Untaxing Dividends
Wrong name, Mr. President.
The economic stimulus package you plan to announce on Tuesday should be called an economic sustainability package.
Despite the lagging indicator of 6 percent unemployment, the economy is already getting back on its feet after a Big Shakeout from the phony accounting of the '90s and the bursting of the high-tech bubble. Investors are just waiting to see if companies have absorbed all the lessons and new regulations that came out of that rah-rah-crash era.
Your plan's centerpiece - reducing or even eliminating the tax that many investors now pay on profits shared by companies as dividends - would provide a needed long-term correction to corporate behavior and help sustain the recovery.
Instead of viewing the stock market like a casino for quick capital gains, more investors would have the tax incentive to demand bird-in-hand dividends from CEOs. And instead of just trying to boost their stock prices by such tricks as mergers, companies would need to boost productivity and hand over a greater portion of profits.

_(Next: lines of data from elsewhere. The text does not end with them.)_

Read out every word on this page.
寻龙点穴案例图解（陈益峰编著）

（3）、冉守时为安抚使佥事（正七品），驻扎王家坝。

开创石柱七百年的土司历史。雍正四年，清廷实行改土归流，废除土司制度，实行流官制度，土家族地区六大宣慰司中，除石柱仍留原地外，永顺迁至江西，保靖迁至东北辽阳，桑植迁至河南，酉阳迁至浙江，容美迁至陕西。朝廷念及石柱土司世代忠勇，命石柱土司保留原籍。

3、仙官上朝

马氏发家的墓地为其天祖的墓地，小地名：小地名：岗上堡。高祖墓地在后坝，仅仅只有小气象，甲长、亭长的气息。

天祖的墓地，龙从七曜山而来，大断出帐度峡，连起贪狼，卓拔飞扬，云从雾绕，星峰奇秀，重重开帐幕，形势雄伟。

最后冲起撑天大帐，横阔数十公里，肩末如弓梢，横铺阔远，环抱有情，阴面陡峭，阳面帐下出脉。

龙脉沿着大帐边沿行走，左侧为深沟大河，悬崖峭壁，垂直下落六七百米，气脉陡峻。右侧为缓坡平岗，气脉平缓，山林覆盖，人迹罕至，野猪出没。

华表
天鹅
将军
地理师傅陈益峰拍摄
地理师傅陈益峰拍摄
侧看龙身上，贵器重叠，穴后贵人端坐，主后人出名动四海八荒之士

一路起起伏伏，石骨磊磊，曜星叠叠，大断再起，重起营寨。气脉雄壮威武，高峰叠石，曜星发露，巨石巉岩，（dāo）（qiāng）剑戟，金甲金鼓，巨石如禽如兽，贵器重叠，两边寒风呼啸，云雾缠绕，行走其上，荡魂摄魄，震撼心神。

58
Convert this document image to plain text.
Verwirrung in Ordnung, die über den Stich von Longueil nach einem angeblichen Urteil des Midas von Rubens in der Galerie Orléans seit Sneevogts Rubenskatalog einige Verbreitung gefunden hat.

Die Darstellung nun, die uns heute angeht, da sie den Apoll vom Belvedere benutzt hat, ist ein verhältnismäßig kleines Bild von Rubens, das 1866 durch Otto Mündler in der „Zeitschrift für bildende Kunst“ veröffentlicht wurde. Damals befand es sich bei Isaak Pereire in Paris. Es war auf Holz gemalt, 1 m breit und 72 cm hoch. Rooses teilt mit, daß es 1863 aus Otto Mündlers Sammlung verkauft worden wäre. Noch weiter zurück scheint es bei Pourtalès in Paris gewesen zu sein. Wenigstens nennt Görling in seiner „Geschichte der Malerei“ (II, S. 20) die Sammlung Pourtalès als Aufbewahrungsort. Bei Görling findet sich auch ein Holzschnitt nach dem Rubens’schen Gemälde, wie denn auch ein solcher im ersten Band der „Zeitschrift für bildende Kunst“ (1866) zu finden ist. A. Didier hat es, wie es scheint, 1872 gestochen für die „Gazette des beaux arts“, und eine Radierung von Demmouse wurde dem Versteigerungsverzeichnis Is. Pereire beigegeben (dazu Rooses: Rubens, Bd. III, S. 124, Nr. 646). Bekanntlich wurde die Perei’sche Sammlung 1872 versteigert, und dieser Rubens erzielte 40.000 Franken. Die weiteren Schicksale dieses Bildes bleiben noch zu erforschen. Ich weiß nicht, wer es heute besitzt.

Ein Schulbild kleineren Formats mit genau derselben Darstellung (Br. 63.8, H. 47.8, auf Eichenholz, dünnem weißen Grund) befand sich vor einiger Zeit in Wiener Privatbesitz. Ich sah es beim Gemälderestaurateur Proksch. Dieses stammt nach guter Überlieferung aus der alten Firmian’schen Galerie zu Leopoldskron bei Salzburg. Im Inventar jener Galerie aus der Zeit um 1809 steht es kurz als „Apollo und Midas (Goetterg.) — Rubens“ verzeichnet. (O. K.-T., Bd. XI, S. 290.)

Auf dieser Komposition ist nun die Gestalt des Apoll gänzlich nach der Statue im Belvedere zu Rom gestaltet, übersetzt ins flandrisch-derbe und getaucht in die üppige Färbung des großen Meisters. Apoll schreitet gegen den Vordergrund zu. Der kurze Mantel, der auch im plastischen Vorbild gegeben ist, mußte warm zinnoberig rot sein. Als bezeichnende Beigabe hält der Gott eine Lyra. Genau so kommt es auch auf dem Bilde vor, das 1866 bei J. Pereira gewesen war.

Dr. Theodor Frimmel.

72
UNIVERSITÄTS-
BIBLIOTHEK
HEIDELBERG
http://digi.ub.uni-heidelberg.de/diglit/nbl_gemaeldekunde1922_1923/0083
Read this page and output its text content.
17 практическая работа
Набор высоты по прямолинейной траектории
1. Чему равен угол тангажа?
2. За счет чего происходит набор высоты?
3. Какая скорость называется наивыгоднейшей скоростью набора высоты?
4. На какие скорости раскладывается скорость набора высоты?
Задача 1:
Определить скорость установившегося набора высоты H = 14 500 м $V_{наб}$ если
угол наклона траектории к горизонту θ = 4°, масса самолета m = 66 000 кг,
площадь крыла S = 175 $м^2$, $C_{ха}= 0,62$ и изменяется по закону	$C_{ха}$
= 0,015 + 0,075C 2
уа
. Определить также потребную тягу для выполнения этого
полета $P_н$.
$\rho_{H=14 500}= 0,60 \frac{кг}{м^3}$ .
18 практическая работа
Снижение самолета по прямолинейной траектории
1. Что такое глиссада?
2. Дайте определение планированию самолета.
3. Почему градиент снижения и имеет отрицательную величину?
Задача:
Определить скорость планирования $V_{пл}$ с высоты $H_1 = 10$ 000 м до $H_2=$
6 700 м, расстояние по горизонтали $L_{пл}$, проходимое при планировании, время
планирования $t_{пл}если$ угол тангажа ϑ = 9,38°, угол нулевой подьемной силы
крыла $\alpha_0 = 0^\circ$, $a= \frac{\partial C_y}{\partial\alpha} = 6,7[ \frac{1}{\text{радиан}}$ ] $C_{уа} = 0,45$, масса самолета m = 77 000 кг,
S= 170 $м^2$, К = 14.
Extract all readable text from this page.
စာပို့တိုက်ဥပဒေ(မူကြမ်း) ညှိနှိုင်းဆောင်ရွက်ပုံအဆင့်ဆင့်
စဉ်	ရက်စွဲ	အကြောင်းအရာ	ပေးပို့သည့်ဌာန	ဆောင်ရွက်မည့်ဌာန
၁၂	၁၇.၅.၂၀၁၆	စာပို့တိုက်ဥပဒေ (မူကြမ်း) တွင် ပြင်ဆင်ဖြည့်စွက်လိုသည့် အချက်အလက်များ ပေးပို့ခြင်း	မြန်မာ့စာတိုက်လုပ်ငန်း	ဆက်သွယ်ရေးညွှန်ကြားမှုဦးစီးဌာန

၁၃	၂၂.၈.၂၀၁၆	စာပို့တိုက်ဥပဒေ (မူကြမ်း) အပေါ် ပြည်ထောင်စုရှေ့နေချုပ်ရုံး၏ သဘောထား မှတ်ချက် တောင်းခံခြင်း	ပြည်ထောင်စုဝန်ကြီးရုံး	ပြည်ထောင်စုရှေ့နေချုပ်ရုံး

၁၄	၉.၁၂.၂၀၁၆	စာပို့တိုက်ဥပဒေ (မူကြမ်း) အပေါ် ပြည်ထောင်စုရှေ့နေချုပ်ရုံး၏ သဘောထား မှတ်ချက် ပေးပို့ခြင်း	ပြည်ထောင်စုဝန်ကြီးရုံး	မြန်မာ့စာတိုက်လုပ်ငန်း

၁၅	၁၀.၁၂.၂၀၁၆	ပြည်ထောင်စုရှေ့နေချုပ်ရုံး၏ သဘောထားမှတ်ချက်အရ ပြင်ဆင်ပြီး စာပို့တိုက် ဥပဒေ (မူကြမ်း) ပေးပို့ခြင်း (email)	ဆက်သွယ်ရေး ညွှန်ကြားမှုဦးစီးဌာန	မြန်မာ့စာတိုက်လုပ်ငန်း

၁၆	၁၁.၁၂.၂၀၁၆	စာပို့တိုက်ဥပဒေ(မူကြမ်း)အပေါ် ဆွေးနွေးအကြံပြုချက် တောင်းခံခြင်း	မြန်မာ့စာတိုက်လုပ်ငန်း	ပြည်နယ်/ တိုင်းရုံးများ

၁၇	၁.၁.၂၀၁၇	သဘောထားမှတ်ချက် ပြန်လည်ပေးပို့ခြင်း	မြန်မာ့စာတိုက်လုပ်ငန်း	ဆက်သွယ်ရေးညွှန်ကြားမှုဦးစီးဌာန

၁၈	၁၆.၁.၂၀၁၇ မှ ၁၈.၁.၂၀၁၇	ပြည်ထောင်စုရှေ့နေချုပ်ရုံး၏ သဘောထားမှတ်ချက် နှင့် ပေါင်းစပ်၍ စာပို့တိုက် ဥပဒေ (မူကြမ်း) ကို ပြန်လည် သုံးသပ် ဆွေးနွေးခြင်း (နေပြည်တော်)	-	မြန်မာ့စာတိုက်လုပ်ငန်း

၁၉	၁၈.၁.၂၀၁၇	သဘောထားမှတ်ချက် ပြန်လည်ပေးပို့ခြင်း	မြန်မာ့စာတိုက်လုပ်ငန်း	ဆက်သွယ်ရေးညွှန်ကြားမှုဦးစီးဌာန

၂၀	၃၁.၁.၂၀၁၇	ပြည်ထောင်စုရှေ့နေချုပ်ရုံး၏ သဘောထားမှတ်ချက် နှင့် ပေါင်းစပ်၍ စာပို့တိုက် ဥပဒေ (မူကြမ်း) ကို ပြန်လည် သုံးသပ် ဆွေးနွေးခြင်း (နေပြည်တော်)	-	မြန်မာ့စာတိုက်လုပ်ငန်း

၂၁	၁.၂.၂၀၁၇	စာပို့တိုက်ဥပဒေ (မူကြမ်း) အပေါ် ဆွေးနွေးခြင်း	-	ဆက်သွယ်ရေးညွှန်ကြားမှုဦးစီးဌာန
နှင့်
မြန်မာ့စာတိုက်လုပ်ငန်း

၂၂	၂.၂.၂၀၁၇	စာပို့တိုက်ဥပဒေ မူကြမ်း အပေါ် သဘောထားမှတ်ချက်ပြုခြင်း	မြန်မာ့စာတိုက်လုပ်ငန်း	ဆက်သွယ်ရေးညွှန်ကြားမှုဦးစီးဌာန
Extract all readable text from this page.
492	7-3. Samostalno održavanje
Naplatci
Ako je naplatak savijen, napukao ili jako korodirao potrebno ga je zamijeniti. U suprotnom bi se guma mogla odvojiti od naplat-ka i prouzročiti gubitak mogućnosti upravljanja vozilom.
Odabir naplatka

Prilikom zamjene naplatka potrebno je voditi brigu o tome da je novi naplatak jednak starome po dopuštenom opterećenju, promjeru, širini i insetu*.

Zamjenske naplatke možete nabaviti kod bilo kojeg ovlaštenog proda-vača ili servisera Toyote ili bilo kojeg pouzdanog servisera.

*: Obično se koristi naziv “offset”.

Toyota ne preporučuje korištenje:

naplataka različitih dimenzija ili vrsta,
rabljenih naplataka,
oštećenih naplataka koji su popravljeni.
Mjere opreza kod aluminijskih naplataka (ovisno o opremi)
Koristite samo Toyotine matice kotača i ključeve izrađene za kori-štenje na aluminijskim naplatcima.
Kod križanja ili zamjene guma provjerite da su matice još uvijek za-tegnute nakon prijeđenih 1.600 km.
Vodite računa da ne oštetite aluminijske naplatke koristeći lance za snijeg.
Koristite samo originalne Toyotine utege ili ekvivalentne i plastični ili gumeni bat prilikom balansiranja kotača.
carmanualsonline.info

Higher dividend income for investors would sustain job growth better than another '90s-style stock boom. Dividends are based on real growth and allow investors to better distribute their money to the best-run companies.
Previous presidents, including Jimmy Carter, have recommended this tax change, mainly because of the unfairness in taxing both a company and its investors on the same profits. But the '90s showed that many companies need to pay out more in dividends. One sign: Dividend-paying stocks have outperformed nondividend stocks for the past three years.
Political posturing will try to prevent this needed reform. Mr. Bush didn't help by calling it a stimulus. Democrats forget how many middle-income Americans now invest outside their 401(k) plans.
But it's the jobless who really need companies that will better sustain growth the old-fashioned way: by giving a return on investments.
Tax reform on dividends = real investments = sustainable jobs.